La Corte costituzionale italiana ha resistito alla devolution e ha bilanciato la sussidiarietà verticale, che privilegia gli Enti locali, con il principio di unità e indivisibilità della Repubblica; ne è risultato un invito alla leale collaborazione nel quadro della “legislazione concorrente” tra Stato e Regioni.
Anche in Europa il principio di sussidiarietà è stato interpretato in modo elastico, a seconda delle circostanze; talvolta è stato usato per decentrare, in altre occasioni per accentrare, in genere l’ambiguità del concetto denunciata da Sabino Cassese è stata usata per giustificare a posteriori le scelte politiche effettuate.

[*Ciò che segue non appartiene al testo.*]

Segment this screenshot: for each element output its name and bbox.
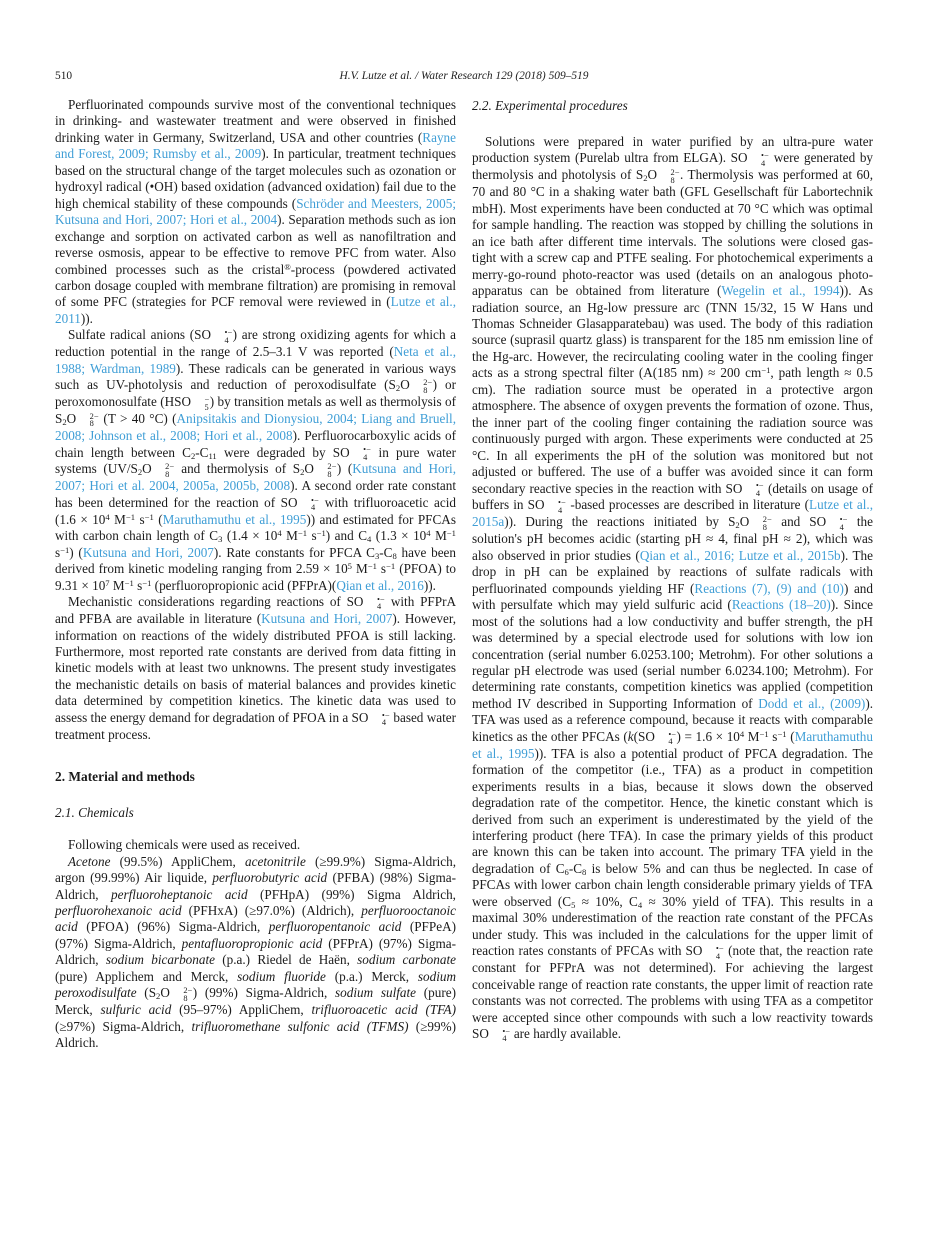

In sostanza la sussidiarietà non ha sfondato come principio ordinatore ma ha consentito in molte occasioni l’aggiramento del principio di laicità e l’indebolimento dello stato sociale universalistico.
Con il principio di sussidiarietà sono stati giustificati i Patti, con il fascismo nel 1929 e il nazismo nel 1933, che hanno consentito alla chiesa di mantenere una propria presenza organizzata nel sociale anche con questi regimi, e un vantaggio nel dopoguerra rispetto all’associazionismo laico democratico che ha dovuto ripartire da zero.
Il volontariato e le associazioni non profit esprimono ideali e pratiche nobilissime, ma dalla fine degli anni ‘70, in particolare con Reagan e Thatcher, e poi con la globalizzazione degli anni ‘90, l’egemonia del pensiero neoliberista ha promosso il Terzo Settore – dove c’è una grande presenza delle associazioni cattoliche – con lo scopo esplicito di supplire alla presunta “insostenibilità” del welfare universalistico, per privatizzare e precarizzare, con la sanità convenzionata e la scuola paritaria.
La sussidiarietà – sia pure con i limiti accennati sopra – è stata promossa nelle istituzioni e nel sociale grazie alla convergenza tra il neoliberismo compassionevole e la carità cristiana, entrambi gerarchici e antiegualitari, contrari all’intervento dello Stato per “rimuovere gli ostacoli di ordine economico e sociale, che, limitando di fatto la libertà e l’eguaglianza dei cittadini, impediscono il pieno sviluppo della persona umana e l’effettiva partecipazione di tutti i lavoratori all’organizzazione politica, economica e sociale del Paese” (Cost. Art. 3).
Cattolicesimo e neoliberismo convergono verso la sostituzione degli diritti universali (egualitari) con la gerarchica carità, che attenua le contraddizioni più aspre ma conferma le asimmetrie di potere.
Le forze politiche progressiste – che hanno adottato il pensiero debole e hanno abbandonato la rappresentanza dei ceti popolari consegnandoli al nazional-populismo – hanno subìto (talvolta inconsapevolmente) il fascino della sussidiarietà.
Il pensiero laico dovrebbe esprimere almeno un po’ di capacità critica e – come Virgilio nell’Eneide (timeo Danaos et dona ferentes) – temere i “greci” anche quando portano doni: i “doni” della compassione, del decentramento, del ruolo della società civile, del terzo settore, del non profit, dei beni comuni, con cui narrano la sussidiarietà e con cui sono riusciti a entrare nella cittadella della laicità, che però non sembra destinata a cadere come Troia, nonostante tutto.